Но русский учёный превзошёл своих учителей. Сборник его по научным качествам представляет неизмеримо бóльшую ценность, нежели издание братьев Гримм. И уже потому только, что, в отличие от немецких коллег, Афанасьев не допустил ни малейшей шлифовки или переработки.
Именно Афанасьевым была предпринята первая попытка классифицировать сказки, для чего весь массив сказочного материала был разделён учёным на три группы: сказки новеллистические, волшебные и сказки о животных. И в этом он также превзошёл братьев Гримм, в собрании которых сказки не ведали ни порядка, ни системы. Хотя, справедливости ради нужно отметить, что сказки Афанасьева разделились на группы лишь во втором издании, осуществлённом спустя десять лет после первого. Первое же, юбилейное ныне, представляло хаотическое нагромождение: всё множество сказок, а было отобрано более шестисот текстов, ложилось на бумагу в том порядке, в каком поступало к Афанасьеву.
Конечно, не все отобранные Афанасьевым сказки были записаны им лично. Со слов сказителей он записал не более десяти текстов. Кое-что нашёл в старых лубочных изданиях. Часть сказок былà записанà этнографом и фольклористом П.И. Якушкиным и переданà затем Афанасьеву П.В. Киреевским, также известным собирателем и ценителем фольклора. Существенную помощь оказало Афанасьеву Русское географическое общество, в котором состоял учёный. Уже тогда он был широко известен как автор статей по славянской мифологии, составивших впоследствии знаменитый трёхтомник «Поэтические воззрения славян на природу». И совет Географического общества, в архиве которого мало-помалу скопился значительный сказочный материал, постановил передать сказки Афанасьеву для дальнейшего их издания.
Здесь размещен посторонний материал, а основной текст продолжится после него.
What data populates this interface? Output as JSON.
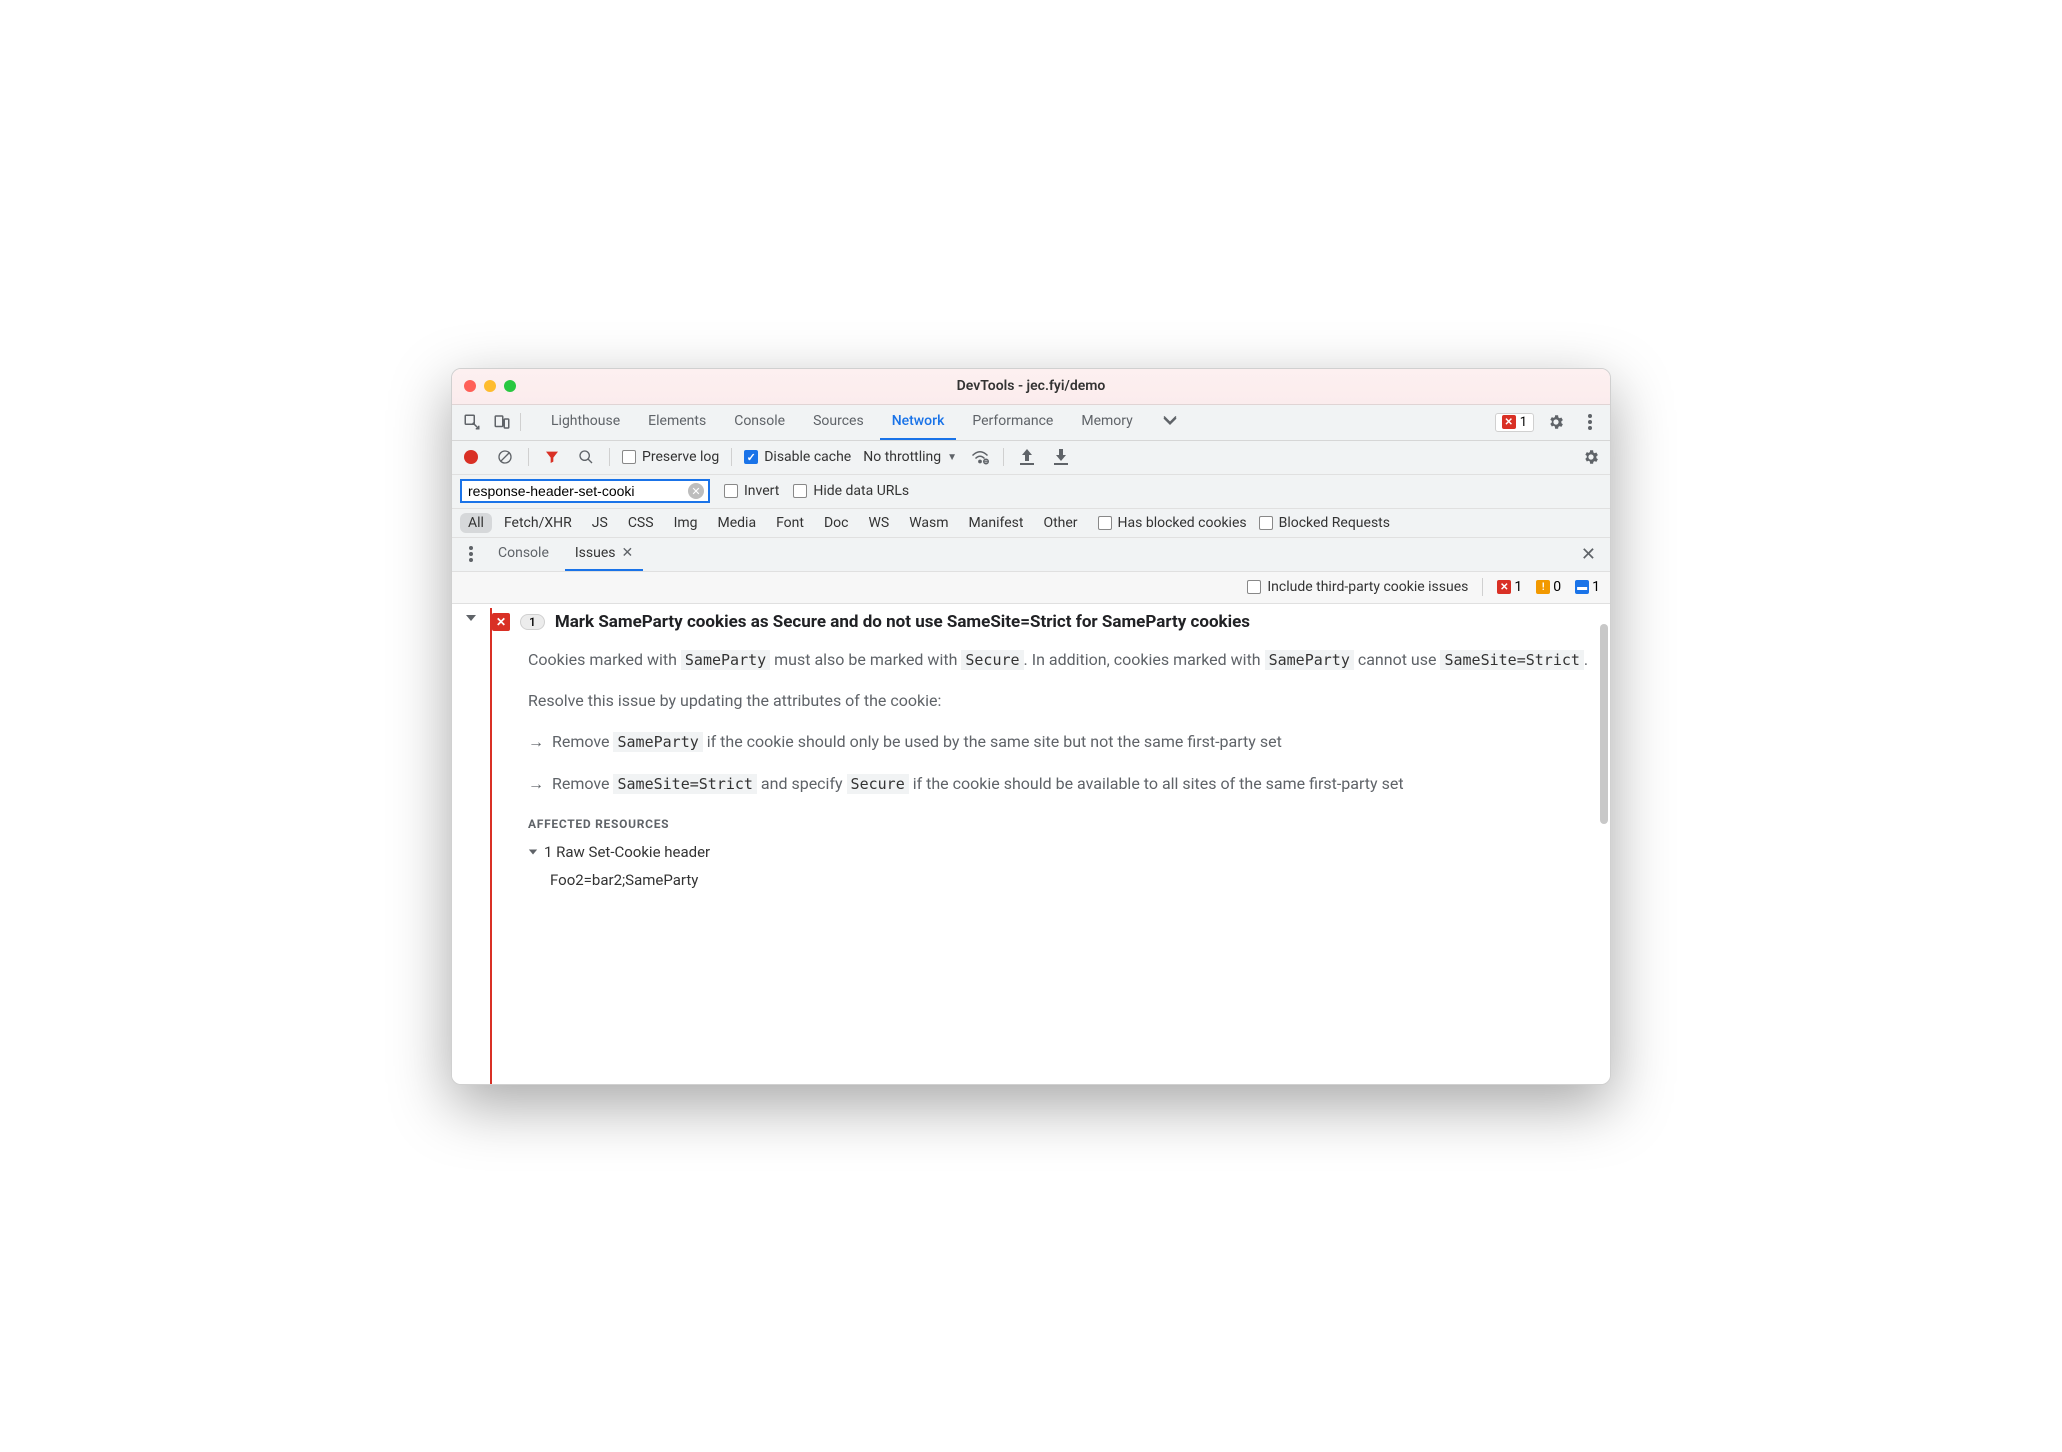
{
  "window": {
    "title": "DevTools - jec.fyi/demo"
  },
  "mainTabs": {
    "items": [
      "Lighthouse",
      "Elements",
      "Console",
      "Sources",
      "Network",
      "Performance",
      "Memory"
    ],
    "active": "Network"
  },
  "toolbarRight": {
    "errorCount": "1"
  },
  "networkBar": {
    "preserveLog": {
      "label": "Preserve log",
      "checked": false
    },
    "disableCache": {
      "label": "Disable cache",
      "checked": true
    },
    "throttling": "No throttling"
  },
  "filterBar": {
    "filterValue": "response-header-set-cooki",
    "invert": {
      "label": "Invert",
      "checked": false
    },
    "hideDataUrls": {
      "label": "Hide data URLs",
      "checked": false
    }
  },
  "typeBar": {
    "types": [
      "All",
      "Fetch/XHR",
      "JS",
      "CSS",
      "Img",
      "Media",
      "Font",
      "Doc",
      "WS",
      "Wasm",
      "Manifest",
      "Other"
    ],
    "active": "All",
    "hasBlockedCookies": {
      "label": "Has blocked cookies",
      "checked": false
    },
    "blockedRequests": {
      "label": "Blocked Requests",
      "checked": false
    }
  },
  "drawer": {
    "tabs": [
      "Console",
      "Issues"
    ],
    "active": "Issues"
  },
  "issuesToolbar": {
    "includeThirdParty": {
      "label": "Include third-party cookie issues",
      "checked": false
    },
    "counts": {
      "error": "1",
      "warning": "0",
      "info": "1"
    }
  },
  "issue": {
    "count": "1",
    "title": "Mark SameParty cookies as Secure and do not use SameSite=Strict for SameParty cookies",
    "desc": {
      "p1_a": "Cookies marked with ",
      "p1_code1": "SameParty",
      "p1_b": " must also be marked with ",
      "p1_code2": "Secure",
      "p1_c": ". In addition, cookies marked with ",
      "p1_code3": "SameParty",
      "p1_d": " cannot use ",
      "p1_code4": "SameSite=Strict",
      "p1_e": ".",
      "p2": "Resolve this issue by updating the attributes of the cookie:",
      "b1_a": "Remove ",
      "b1_code": "SameParty",
      "b1_b": " if the cookie should only be used by the same site but not the same first-party set",
      "b2_a": "Remove ",
      "b2_code1": "SameSite=Strict",
      "b2_b": " and specify ",
      "b2_code2": "Secure",
      "b2_c": " if the cookie should be available to all sites of the same first-party set"
    },
    "affectedHeading": "AFFECTED RESOURCES",
    "resourceSummary": "1 Raw Set-Cookie header",
    "resourceDetail": "Foo2=bar2;SameParty"
  }
}
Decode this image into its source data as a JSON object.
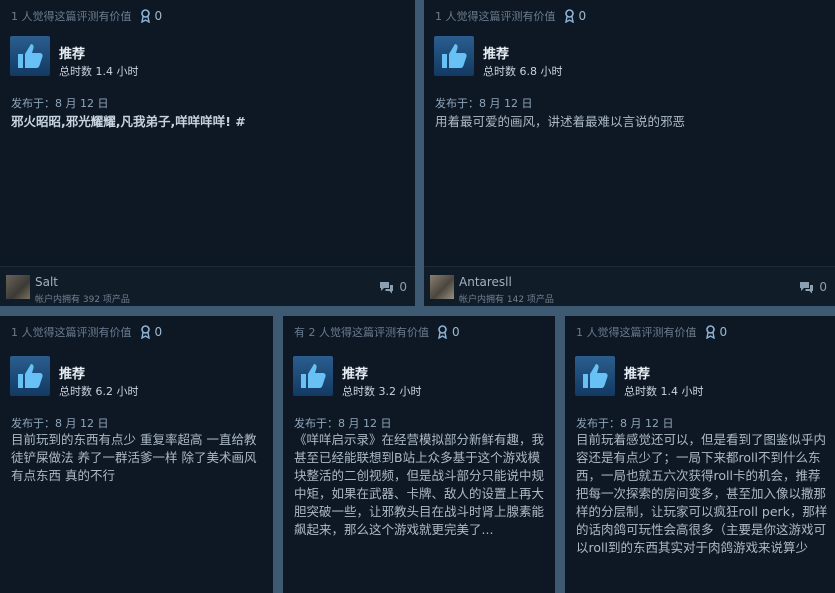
{
  "reviews": [
    {
      "helpful": "1 人觉得这篇评测有价值",
      "awards": "0",
      "recommend": "推荐",
      "hours": "总时数 1.4 小时",
      "posted": "发布于：8 月 12 日",
      "text": "邪火昭昭,邪光耀耀,凡我弟子,咩咩咩咩! #",
      "username": "Salt",
      "owned": "帐户内拥有 392 项产品",
      "comments": "0"
    },
    {
      "helpful": "1 人觉得这篇评测有价值",
      "awards": "0",
      "recommend": "推荐",
      "hours": "总时数 6.8 小时",
      "posted": "发布于：8 月 12 日",
      "text": "用着最可爱的画风，讲述着最难以言说的邪恶",
      "username": "Antaresll",
      "owned": "帐户内拥有 142 项产品",
      "comments": "0"
    },
    {
      "helpful": "1 人觉得这篇评测有价值",
      "awards": "0",
      "recommend": "推荐",
      "hours": "总时数 6.2 小时",
      "posted": "发布于：8 月 12 日",
      "text": "目前玩到的东西有点少 重复率超高 一直给教徒铲屎做法 养了一群活爹一样 除了美术画风有点东西 真的不行"
    },
    {
      "helpful": "有 2 人觉得这篇评测有价值",
      "awards": "0",
      "recommend": "推荐",
      "hours": "总时数 3.2 小时",
      "posted": "发布于：8 月 12 日",
      "text": "《咩咩启示录》在经营模拟部分新鲜有趣，我甚至已经能联想到B站上众多基于这个游戏模块整活的二创视频，但是战斗部分只能说中规中矩，如果在武器、卡牌、敌人的设置上再大胆突破一些，让邪教头目在战斗时肾上腺素能飙起来，那么这个游戏就更完美了..."
    },
    {
      "helpful": "1 人觉得这篇评测有价值",
      "awards": "0",
      "recommend": "推荐",
      "hours": "总时数 1.4 小时",
      "posted": "发布于：8 月 12 日",
      "text": "目前玩着感觉还可以，但是看到了图鉴似乎内容还是有点少了；一局下来都roll不到什么东西，一局也就五六次获得roll卡的机会，推荐把每一次探索的房间变多，甚至加入像以撒那样的分层制，让玩家可以疯狂roll perk，那样的话肉鸽可玩性会高很多（主要是你这游戏可以roll到的东西其实对于肉鸽游戏来说算少"
    }
  ],
  "colors": {
    "background": "#3e5a73",
    "card": "#0e1825",
    "award": "#9fb9d0",
    "thumb": "#2a5d8e"
  },
  "icons": [
    "award-ribbon-icon",
    "thumbs-up-icon",
    "comment-bubble-icon"
  ]
}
Любопытно, что молодое тогда Географическое общество, независимо от деяний и намерений Афанасьева, рьяно приступило к сбору этнографического материала. Во все концы страны были разосланы призывы собирать фольклор. И русский человек откликнулся. «Откликались люди самых разнообразных профессий, – пишет В.Я. Пропп, – и присылали собранные ими материалы». Памятуя об этом народном энтузиазме, в предисловии к первому изданию сказок Афанасьев снова обратился к соотчичам, «ко всем любителям народного слова» с просьбой записывать и присылать ему сказки. И, возможно, тот, кому вчера ещё, по слову Белинского, «странно и дико было бы узнать, что учёные бары списывают и печатают его россказни и побасенки не для шутки и смеху, а как что-то важное», сегодня примкнул к собирателям древностей и хранителям родного слова.
История русской сказки сама похожа на сказку, потому что это очень русская история. Сначала гонения и запреты, непонимание и хула, презрение и насмешки. А затем – вдруг пробудившиеся чувства долга, любви и ответственности, всеобщее соработничество и переполняющая гордость за своих, что в очередной раз натянули нос немцам.